# T-Bone Bed Extender



## backlashed (Mar 19, 2011)

I saw this kayak hauling accessory on Rob Aldermans Outer Banks Kayak Fishing Page. I've ordered one, it looks like a good solution for hauling my longer kayaks locally. I'm wondering if I can launch right from the truck.
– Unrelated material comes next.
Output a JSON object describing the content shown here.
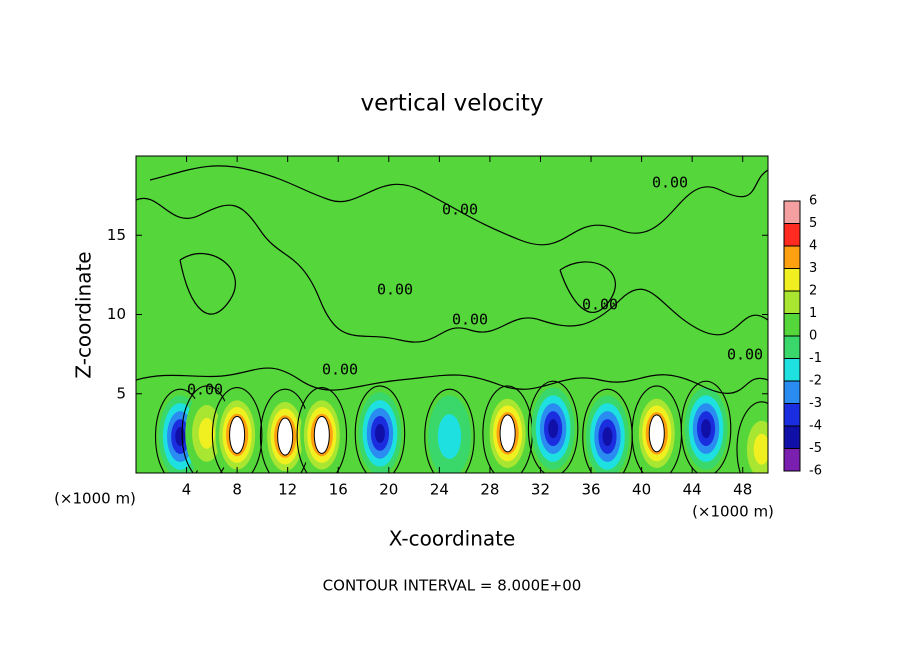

It's available at Appomattox River Company or at Hook1


----------



## Yakkin4bass (Oct 28, 2013)

Yes! Those look awesome man! I've been wanting one for a while but the only yak I have now is the coosa. Gonna get one of those if I ever get that big rig I keep talking about. Nice that they are aluminum so no rust.


----------



## Boostedawdfun (Sep 15, 2012)

I have this one I ordered from Amazon for $80 shipped. They do help with long loads in short beds.


----------



## Niceman (Aug 1, 2005)

I have the same one as Boostedawdfun. Love it when I'm fishing near my house. Quick and easy to use.


----------



## erieflyguy (Dec 6, 2007)

How do you like those J Cradles on the roof rack?


----------



## Boostedawdfun (Sep 15, 2012)

It's actually a Swiss cargo 3 in 1. Folds flat for one kayak or put up the divider and put 2 on it. $150 at dicks


----------



## jonzun (Jun 11, 2004)

Found this one on Harbor Freight.com. $69.99

http://www.harborfreight.com/automotive-motorcycle/cargo/truck-bed-extender-69650.html

JONZUN


----------